I know these boys who now live in D.C. and I consider them my brothers in a fight that I may never win in my lifetime. I often wonder if my time is limited, if I might never experience the love, the passion, the beautiful realities and disasters of their relationship. I possess a jealousy that one should never have of their friends, but I feel that jealousy with love and admiration at the same time. I believe in their love. I believe in their lives.

And even though they might not have the highest number of votes at 11:59 p.m., CDT on March 31, 2010, I can assure you: they are your guys. They are your winning couple. And not only that, but they are very likely the beginning of the end of our struggle. Because they are a gay couple in love, two men who live like everyone else, who deserve your recognition – these two 20-something guys who have a lifetime of beauty and sharing and… undoubtedly… many sets of Crate and Barrel dinnerware ahead of them.

Jon and Greg are the beginning of the end of our struggle because they took their beautiful love and dared to put it in the spotlight. They will change the landscape with their ordinary, yet extraordinary world. And they can make many people realize that they are just like everyone else. And once they alter our landscape with their love, once they educate people with their normalcy, they can encourage a life worth living for thousands of gay and lesbian couples throughout this beautiful country who have feared the everyday reality of Anytown, USA. And the equality for which I have bled, for which thousands upon thousands of gay and lesbian and bisexual and transgender people have bled and died, may very well happen.

Dearest contest coordinators, it may sound as if I’m suggesting that you make a political statement with your contest, but I’m really not. I’m just asking you to realize that two gay men, just as well as any straight couple, can represent you, represent your company with the grace and ease that will bring you both success and fame. Besides that, though, I have a dream that the battle my friends and I, my brothers and sisters have fought will not be in vain. I pray that I’ll live to see the day that a couple like Greg and Jon can find the recognition they deserve, in light of the pain they have suffered. I have a dream that our society will recognize that Greg and Jon are as regular, as ordinary, as beautiful as any other couple in the world.
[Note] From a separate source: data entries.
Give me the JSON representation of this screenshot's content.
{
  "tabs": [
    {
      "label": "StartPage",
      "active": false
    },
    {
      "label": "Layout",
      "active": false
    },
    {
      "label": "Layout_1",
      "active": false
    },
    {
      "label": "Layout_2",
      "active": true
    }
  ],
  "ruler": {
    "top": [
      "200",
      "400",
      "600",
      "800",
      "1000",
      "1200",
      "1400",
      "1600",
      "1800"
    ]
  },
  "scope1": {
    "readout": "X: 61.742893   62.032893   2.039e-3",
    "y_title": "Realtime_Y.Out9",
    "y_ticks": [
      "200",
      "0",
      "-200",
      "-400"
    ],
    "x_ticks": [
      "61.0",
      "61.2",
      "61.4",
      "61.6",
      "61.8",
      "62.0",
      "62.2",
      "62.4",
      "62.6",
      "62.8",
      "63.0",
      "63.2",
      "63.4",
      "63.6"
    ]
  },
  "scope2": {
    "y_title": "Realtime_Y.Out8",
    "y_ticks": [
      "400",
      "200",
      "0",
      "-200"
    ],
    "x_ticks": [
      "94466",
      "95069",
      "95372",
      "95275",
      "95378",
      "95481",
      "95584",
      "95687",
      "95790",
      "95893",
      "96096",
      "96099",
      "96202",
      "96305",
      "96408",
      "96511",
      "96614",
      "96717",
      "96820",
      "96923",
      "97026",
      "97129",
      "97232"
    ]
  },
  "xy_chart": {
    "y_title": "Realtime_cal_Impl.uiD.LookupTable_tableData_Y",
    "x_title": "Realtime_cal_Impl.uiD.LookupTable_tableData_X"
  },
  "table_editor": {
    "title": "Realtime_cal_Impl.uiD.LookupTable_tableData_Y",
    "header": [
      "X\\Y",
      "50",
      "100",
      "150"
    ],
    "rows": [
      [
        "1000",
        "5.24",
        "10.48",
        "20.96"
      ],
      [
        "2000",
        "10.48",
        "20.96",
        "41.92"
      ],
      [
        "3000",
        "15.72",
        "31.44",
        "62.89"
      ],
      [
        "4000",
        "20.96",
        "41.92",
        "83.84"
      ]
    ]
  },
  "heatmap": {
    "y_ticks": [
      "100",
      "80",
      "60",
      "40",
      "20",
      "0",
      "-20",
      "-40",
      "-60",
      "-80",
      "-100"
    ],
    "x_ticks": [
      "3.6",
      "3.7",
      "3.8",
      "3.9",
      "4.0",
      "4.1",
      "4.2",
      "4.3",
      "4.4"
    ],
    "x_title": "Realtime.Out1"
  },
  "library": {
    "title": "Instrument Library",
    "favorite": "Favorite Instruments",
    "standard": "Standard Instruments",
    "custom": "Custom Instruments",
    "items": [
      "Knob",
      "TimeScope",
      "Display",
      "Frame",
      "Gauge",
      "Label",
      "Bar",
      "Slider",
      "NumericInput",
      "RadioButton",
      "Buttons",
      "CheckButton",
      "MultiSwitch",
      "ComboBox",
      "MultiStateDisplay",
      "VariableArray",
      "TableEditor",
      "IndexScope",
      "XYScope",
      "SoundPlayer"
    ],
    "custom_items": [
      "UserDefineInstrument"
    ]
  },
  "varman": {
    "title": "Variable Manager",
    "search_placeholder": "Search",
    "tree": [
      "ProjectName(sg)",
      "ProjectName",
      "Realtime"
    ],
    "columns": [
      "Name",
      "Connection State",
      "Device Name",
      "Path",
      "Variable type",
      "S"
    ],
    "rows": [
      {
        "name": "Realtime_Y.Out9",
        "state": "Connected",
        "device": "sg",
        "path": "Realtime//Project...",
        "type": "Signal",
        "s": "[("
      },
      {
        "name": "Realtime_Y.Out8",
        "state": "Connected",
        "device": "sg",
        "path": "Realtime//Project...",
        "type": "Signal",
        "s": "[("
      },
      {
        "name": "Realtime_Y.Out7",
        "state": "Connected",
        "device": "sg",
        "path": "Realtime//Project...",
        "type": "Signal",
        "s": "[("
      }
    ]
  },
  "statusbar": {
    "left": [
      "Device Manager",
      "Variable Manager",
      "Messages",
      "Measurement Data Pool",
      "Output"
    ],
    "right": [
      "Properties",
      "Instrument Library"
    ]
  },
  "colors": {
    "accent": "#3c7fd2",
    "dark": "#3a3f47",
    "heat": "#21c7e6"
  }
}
Someday, there won’t be talk of gay marriage or same-sex marriage. Someday, couples like Greg and Jon will be married in every one of our 50 states and nobody will think twice about it. The horror of the early days of their relationship might be forgotten, replaced with the realization that they are exactly the same as their brothers and sisters nationwide. And they will walk into your store and not even think twice about who they are, because their lives will recognized as simply, as perfectly as everyone else.

Please think about this. Please choose my friends, my brothers as the winning couple. Please step alongside us and change the world. In the end, we will have made a difference. We will take the first steps together. And they will be beautiful.